Early Blue Note Beijing Performance to Feature Legendary Jazz Pianist Chick Corea

Global jazz venue chain Blue Note will open its overdue Beijing branch in late August, and on September 13 host two performances by legendary jazz pianist Chick Corea, according to events industry website Pollstar and the musician's own website.

The approximately 1,500-square-meter club was set to open in March 2016, according to the company's own press materials, but has kept its construction on the down-low. Even this early gig, which features two shows with Corea joined by bass player Eddie Gomez and drummer Brian Blade, came not from Blue Note but from other sources. The first show listed for the site is a group led by another American pianist, the Bill Charlap Trio, which will perform August 26-28. Blue Note representatives could not be immediately reached for comment on the schedule.

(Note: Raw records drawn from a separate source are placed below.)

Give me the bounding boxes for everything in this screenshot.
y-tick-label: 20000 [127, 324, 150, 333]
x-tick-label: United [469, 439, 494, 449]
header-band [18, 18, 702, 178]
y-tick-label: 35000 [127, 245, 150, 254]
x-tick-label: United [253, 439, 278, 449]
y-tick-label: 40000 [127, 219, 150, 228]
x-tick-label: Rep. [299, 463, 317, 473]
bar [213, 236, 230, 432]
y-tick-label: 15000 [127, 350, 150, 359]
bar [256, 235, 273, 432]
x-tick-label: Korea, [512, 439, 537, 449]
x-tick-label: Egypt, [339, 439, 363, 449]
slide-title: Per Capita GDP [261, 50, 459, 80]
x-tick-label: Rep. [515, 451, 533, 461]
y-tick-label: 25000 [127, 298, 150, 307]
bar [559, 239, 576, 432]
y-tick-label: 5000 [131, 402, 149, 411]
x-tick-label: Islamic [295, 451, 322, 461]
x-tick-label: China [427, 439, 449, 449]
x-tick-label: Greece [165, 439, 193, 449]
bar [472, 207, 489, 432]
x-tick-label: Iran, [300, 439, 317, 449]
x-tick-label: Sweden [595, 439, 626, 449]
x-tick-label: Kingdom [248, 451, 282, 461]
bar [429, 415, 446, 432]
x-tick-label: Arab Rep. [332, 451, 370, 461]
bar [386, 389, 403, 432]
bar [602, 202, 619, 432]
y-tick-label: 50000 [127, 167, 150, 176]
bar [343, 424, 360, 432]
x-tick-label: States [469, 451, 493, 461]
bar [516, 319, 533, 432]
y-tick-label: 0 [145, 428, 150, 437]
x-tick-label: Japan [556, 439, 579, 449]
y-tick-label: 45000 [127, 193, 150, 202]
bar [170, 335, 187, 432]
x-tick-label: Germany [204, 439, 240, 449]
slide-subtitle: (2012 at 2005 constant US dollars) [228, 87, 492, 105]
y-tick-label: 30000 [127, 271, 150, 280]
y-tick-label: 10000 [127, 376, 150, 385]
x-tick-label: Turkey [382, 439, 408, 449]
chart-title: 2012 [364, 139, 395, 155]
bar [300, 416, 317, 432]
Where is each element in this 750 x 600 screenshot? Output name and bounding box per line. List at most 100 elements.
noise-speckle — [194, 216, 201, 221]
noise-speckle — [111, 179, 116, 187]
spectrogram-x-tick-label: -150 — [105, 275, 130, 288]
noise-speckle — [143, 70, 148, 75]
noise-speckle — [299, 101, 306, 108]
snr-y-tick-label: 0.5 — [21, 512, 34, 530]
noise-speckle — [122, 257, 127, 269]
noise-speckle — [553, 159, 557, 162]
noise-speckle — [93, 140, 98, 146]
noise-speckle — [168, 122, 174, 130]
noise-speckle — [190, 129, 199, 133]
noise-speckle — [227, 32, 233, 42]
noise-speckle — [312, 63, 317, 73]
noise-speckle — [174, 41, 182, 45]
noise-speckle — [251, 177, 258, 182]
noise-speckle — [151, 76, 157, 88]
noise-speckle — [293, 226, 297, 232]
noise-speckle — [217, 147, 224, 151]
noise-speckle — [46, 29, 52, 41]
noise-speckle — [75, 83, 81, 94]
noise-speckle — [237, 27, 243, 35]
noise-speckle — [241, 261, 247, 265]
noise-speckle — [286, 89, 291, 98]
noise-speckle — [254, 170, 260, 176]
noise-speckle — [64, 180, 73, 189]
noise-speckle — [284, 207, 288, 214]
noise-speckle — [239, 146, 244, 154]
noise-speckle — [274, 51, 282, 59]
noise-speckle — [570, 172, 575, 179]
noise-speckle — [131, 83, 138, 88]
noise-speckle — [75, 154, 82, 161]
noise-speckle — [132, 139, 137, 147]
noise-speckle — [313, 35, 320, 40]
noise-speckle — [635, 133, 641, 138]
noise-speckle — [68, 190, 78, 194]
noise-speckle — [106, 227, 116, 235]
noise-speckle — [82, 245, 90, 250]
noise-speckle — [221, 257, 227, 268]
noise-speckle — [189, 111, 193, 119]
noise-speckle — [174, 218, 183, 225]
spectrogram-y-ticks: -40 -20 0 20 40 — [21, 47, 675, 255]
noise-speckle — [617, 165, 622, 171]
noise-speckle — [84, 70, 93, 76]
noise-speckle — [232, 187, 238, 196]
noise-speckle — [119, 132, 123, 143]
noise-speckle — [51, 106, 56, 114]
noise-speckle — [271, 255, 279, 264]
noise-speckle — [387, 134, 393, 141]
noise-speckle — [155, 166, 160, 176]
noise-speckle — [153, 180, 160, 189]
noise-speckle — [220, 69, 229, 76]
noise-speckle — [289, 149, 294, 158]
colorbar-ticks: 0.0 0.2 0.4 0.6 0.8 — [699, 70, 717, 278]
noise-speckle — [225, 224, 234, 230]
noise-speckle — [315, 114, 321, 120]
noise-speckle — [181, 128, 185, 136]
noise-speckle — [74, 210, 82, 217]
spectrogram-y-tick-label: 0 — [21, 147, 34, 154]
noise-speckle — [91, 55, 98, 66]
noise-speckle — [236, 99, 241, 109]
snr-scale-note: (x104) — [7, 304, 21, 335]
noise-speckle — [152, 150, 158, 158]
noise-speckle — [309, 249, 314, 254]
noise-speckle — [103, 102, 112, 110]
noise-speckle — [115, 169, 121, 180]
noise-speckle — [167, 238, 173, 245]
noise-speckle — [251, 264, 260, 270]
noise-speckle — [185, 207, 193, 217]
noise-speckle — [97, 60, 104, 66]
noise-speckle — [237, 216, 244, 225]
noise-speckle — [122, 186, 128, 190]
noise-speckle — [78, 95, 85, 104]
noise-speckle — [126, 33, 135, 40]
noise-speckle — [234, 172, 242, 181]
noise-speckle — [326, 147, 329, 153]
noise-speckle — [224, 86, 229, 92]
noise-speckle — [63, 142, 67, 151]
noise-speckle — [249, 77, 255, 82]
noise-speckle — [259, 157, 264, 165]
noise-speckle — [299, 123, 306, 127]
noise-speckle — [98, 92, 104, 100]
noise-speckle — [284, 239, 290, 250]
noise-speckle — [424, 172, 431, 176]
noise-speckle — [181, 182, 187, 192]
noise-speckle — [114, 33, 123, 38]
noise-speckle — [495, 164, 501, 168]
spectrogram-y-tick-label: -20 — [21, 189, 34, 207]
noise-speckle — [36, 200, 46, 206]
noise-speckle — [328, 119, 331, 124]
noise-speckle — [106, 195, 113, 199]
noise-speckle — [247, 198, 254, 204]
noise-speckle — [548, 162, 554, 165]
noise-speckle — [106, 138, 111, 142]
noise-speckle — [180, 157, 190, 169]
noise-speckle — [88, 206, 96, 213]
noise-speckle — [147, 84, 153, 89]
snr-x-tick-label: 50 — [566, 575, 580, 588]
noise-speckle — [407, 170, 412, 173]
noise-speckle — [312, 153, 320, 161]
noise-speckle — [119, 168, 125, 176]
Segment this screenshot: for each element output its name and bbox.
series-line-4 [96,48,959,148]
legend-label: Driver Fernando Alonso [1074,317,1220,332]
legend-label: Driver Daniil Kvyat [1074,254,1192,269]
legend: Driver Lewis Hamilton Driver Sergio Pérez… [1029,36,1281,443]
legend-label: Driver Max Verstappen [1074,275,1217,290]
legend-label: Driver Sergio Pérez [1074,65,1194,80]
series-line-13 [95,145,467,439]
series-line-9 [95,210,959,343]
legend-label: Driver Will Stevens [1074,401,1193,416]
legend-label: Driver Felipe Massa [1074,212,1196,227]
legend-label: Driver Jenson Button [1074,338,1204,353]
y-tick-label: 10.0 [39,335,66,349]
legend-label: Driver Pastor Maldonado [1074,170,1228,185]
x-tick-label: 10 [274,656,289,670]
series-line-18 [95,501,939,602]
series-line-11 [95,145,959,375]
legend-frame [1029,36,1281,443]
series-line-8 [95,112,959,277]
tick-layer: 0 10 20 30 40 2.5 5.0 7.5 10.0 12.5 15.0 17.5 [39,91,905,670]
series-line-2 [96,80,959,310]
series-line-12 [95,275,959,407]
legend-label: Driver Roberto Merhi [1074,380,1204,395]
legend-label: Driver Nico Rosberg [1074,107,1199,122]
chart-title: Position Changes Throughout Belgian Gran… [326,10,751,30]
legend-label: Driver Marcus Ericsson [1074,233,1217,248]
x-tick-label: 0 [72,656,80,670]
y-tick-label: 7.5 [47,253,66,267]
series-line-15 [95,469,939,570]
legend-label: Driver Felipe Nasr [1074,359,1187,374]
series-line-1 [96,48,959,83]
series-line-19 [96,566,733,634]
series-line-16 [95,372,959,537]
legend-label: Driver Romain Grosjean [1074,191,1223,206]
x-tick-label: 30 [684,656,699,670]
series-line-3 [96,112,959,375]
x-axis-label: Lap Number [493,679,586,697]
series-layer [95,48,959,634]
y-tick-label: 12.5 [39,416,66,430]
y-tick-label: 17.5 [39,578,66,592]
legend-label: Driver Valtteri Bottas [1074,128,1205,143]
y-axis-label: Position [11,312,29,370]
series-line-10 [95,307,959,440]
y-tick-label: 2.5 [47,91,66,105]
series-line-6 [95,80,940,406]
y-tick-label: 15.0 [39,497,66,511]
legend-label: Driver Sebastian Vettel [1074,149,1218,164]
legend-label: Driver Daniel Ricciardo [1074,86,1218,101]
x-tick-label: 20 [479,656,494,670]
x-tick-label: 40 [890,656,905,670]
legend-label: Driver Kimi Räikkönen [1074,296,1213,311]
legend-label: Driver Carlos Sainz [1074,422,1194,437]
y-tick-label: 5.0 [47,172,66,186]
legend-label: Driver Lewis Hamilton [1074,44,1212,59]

"Blue Note Beijing ... will occupy a 16,000-square-foot basement space [about 1,500 square meters] in a neo-Classical building near Tiananmen Square. Built in 1903 as Beijing’s first American Embassy, it was ... more recently to the upscale French restaurant Maison Boulud. The club, now undergoing a USD 5 million renovation, will present two shows a night, Tuesday through Sunday," the New York Times reported in June 2015.

We've been pessimistic about the chances of success for such a large, expensive jazz venue in a city that has an extremely limited jazz scene, although we'd really like to be proved wrong, especially if Blue Note is going to bring acts like Corea that will also play at their well-established club in Tokyo (oh please god Pat Metheny). 

To date, the market for live jazz in Beijing has been pretty limited. There's East Shore Live Jazz Cafe, which we like a lot, owned by local rock and jazz pioneer Liu Yuan. Centro's live music could certainly be classified as jazz, but it's not a dedicated jazz venue. A couple of other places like Dusk Dawn Club and Modernista have jazz performances, but are not jazz destinations. Leon Lee's Yue Fu Jazz Club and Tasting Room, opened specifically for jazz, closed within months.

Blue Note operates clubs in Milan, Tokyo, and Nagoya, along with their flagship venue in New York. "'China is an emerging market for live Western music,' said Steven Bensusan, the president of Blue Note Entertainment, whose other properties include the Highline Ballroom and B. B. King Blues Club & Grill. “We’ll be on the forefront of helping to build that market. It’s something that we’re in a unique position to do,'" he told the Times.

Corea is no stranger to Beijing, having performed to a very small but extremely enthusiastic audience att the Forbidden City Music Hall in October, 2007. A former Miles Davis band member in the late 1960s, Corea has won 22 Grammy awards, and been nominated 63 times. He's also performing at Blue Note Tokyo, and will help the jazz institution celebrate its birthday with a two-month residency at its original New York location from October to December.

We look forward to the Blue Note's opening, but will remain skeptical until we see a live music venue operating a stone's throw from the country's most sensitive political site racking up a waiting list for two shows per night.